Punishing your child for not eating vegetables can turn vegetables into a negative thing for your child. If your child refuses to eat, it’s best to take their meal away after about 20 minutes. Try not to make a big deal about it – just try again another time.
Avoid saying things like, ”If you eat your broccoli, you can have some dessert.” This can make your child more interested in treats than healthy foods. It also suggests that eating the healthy food is a chore and may encourage overeating.
Tip 4: Get your child involved in buying and cooking with vegetables
By getting your child involved in planning and cooking with vegetables, they will be more likely to want to eat the vegetables they help prepare.
For example, you could:
- Take your children shopping with you when you can. Seeing lots of different vegetables can make children more curious and interested to try them.
- Have them pick the vegetables at the grocery store to feel like they are involved.
- Make them in charge of putting chopped vegetables in a bowl or saucepan before you cook them.
- Wash and toss salad leaves with them.
- Make cooking fun by making faces with veggies on a pizza, adding sprouts and veggies to make a face on a mini bagel with vegetable cream cheese, etc.
Older children can help with grating or chopping vegetables when you feel they can safely handle sharper kitchen tools.
Tip 5: Offer vegetables as snacks
Vegetables make great snacks. If you stock up on vegetables for snacks and limit unhealthy snacks in your home, your child will be more likely to choose vegetables when she’s hungry.
Here are some vegetable snack ideas:
- Fill celery sticks with peanut butter and raisins to make a boat
- Make a healthy yogurt dip or hummus to have with fresh tomatoes, cucumber, carrots, peppers, etc.
- Make a fruit and vegetable smoothie
- Make kale, beet, turnip, parsnip and and/or sweet potato chips
Tip 6: Make vegetables tasty and fun!
Don’t prepare your vegetable the same way every time! Have fun finding new and creative ways to cook them. They don’t have to be plain boiled veggies without any flavor and taste, no one likes them that way! For example, you could try roasting vegies with fresh herbs and lemon juice or use finely sliced broccoli in a stir-fry or on a pizza.

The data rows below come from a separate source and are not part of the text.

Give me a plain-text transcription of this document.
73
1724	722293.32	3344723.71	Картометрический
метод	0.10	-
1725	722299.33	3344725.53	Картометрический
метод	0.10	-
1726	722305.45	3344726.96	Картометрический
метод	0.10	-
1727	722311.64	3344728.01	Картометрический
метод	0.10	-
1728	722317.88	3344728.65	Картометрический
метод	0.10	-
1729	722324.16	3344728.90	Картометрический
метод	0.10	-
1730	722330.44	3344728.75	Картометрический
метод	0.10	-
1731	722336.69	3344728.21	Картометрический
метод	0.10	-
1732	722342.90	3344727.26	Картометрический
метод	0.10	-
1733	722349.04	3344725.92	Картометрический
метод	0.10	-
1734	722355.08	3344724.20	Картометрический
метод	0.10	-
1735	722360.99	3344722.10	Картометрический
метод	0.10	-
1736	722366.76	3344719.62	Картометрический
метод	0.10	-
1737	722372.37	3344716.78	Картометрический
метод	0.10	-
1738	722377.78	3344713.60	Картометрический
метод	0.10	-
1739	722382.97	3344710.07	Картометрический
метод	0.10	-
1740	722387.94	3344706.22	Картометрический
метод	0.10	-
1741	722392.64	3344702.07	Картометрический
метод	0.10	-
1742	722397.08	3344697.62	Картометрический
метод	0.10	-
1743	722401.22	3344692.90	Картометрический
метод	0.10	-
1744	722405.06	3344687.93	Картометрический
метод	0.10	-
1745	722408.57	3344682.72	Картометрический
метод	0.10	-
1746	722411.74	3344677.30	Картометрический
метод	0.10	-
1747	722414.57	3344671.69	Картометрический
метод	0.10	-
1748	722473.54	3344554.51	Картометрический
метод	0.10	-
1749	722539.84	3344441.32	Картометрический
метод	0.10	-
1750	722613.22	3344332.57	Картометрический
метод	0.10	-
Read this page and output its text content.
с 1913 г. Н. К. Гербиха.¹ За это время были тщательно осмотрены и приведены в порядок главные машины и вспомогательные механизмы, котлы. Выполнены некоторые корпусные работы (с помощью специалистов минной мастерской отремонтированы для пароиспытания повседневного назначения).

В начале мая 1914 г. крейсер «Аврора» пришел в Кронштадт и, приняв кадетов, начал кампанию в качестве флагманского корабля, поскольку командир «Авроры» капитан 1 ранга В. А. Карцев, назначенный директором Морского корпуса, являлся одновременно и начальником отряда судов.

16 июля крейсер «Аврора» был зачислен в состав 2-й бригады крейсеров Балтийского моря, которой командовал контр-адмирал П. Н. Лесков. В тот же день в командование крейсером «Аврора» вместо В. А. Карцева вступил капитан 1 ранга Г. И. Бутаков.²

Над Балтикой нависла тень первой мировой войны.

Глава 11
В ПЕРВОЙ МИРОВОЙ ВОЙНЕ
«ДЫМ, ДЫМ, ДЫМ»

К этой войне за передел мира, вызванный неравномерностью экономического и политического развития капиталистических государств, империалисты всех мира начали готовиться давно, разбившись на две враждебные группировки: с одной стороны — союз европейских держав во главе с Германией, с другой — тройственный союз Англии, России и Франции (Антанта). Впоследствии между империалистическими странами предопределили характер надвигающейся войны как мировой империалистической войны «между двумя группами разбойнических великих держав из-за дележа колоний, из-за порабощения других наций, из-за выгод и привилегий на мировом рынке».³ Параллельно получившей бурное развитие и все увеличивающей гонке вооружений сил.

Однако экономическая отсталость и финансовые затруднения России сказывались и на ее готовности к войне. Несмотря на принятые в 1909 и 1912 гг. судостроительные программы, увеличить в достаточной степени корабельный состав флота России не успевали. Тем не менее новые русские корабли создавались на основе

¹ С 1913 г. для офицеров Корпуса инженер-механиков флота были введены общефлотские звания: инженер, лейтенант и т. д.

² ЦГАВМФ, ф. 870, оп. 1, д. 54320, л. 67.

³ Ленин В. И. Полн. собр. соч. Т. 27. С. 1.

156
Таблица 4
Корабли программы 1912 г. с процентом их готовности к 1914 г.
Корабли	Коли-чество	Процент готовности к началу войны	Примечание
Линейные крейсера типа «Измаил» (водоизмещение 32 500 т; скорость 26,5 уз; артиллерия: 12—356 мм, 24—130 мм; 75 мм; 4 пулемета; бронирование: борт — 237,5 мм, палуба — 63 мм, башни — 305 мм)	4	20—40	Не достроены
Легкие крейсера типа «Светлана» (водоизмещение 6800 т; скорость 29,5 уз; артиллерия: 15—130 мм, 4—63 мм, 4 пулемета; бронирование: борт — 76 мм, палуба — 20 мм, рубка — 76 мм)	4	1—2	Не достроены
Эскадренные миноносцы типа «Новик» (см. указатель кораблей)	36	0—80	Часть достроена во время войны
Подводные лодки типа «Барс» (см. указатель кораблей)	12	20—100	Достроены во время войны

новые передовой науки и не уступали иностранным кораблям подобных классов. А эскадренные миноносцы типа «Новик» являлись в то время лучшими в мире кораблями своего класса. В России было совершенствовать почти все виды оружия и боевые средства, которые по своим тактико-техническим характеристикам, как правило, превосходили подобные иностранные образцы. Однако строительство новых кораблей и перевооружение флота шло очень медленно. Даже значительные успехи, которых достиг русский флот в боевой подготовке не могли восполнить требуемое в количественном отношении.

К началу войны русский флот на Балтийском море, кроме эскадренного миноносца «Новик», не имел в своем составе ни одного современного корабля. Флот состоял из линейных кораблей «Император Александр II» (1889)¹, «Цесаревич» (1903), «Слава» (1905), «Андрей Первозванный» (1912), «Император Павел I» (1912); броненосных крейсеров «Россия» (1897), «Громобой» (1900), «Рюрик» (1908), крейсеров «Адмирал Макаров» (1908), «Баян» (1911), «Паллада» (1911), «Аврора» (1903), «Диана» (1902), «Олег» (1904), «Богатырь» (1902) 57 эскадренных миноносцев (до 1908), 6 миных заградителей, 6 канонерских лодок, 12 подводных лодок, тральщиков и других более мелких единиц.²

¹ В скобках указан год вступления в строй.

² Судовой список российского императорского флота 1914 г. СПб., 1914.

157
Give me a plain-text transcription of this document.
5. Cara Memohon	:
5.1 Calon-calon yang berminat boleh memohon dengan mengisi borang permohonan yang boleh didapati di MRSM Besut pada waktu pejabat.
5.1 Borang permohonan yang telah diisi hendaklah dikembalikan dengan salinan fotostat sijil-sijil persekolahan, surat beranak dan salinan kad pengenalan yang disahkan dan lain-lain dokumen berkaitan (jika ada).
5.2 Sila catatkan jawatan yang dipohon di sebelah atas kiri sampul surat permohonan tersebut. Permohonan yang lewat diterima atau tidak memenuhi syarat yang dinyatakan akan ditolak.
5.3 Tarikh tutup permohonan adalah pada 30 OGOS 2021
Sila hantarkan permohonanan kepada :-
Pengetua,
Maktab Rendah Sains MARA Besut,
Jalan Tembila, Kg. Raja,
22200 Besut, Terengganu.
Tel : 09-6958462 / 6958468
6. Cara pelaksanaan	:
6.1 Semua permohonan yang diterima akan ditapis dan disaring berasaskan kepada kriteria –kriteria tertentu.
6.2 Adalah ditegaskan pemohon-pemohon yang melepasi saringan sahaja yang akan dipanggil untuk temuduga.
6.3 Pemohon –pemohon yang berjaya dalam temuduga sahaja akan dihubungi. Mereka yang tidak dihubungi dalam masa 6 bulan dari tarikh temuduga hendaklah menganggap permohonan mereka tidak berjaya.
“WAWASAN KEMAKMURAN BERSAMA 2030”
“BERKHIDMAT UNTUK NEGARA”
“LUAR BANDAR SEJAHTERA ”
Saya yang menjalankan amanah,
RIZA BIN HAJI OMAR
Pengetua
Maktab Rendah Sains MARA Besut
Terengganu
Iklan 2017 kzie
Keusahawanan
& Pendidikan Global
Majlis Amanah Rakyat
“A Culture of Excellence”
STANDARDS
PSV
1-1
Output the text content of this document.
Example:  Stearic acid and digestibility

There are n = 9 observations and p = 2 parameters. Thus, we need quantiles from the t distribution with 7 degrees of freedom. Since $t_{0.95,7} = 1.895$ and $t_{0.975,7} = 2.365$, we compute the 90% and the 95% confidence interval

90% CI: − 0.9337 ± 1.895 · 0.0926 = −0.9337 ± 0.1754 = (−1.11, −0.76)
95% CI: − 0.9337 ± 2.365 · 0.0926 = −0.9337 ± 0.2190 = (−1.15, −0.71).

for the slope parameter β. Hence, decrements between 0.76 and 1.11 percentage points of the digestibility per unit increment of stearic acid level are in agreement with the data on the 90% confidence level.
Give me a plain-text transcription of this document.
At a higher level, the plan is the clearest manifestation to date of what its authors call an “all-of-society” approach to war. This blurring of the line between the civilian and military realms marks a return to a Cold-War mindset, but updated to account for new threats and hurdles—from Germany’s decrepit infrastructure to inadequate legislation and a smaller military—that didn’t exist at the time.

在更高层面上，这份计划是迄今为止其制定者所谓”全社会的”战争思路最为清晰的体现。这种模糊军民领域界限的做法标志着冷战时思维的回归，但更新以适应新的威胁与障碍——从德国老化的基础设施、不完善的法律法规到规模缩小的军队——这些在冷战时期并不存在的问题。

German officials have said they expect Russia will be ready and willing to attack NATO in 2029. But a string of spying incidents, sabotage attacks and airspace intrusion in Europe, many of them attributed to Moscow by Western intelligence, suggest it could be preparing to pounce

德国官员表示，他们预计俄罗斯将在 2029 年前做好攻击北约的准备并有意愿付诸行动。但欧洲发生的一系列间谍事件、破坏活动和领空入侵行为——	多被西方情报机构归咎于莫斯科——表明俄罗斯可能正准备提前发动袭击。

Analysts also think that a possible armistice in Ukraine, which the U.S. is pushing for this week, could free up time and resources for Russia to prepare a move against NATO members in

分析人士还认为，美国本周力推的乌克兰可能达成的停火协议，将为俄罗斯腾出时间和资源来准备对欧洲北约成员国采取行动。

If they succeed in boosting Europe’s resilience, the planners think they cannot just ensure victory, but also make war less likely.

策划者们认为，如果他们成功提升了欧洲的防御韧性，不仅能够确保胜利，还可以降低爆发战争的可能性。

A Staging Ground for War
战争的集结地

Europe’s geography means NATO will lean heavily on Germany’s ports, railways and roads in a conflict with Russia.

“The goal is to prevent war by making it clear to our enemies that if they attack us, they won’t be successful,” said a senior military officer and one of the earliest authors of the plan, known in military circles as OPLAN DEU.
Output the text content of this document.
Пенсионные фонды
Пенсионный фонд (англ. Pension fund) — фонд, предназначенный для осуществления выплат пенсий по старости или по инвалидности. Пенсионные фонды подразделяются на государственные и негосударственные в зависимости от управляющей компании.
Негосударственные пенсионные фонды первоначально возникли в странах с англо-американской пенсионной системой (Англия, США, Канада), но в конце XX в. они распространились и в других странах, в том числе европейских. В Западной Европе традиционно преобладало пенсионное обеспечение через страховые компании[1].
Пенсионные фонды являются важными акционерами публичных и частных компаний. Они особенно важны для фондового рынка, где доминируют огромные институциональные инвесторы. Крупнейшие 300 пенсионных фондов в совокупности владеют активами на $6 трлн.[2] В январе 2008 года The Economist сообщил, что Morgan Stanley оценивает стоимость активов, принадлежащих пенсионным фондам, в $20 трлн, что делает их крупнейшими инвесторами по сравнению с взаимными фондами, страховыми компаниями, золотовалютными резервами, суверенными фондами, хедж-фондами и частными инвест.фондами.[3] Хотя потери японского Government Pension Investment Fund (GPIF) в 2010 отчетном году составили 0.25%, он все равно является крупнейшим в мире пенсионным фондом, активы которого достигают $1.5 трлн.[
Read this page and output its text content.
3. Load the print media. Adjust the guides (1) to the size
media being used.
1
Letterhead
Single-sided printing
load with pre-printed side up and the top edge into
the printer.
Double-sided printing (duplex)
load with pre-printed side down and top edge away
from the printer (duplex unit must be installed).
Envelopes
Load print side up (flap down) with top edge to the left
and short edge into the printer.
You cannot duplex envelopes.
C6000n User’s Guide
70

Try to choose veggies of different shapes, colors, textures and tastes – the more variety there is, the more likely it is your child will find something that they are interested in eating. Also, if you serve new vegetables with food your child already enjoys, the entire focus of the meal isn’t on new vegetables.
Tip 7: Get vegetables into meals in other ways
You can disguise vegetables in foods you know your child likes to eat. For example, you could include pureed or grated vegetables in pasta sauce, macaroni, casseroles or soups
This won’t change your child’s behavior and thinking about vegetables, though, so it’s also important to regularly give your child vegetables in their original form. When you do this, your child has the chance to get familiar with and learn to like different tastes and textures.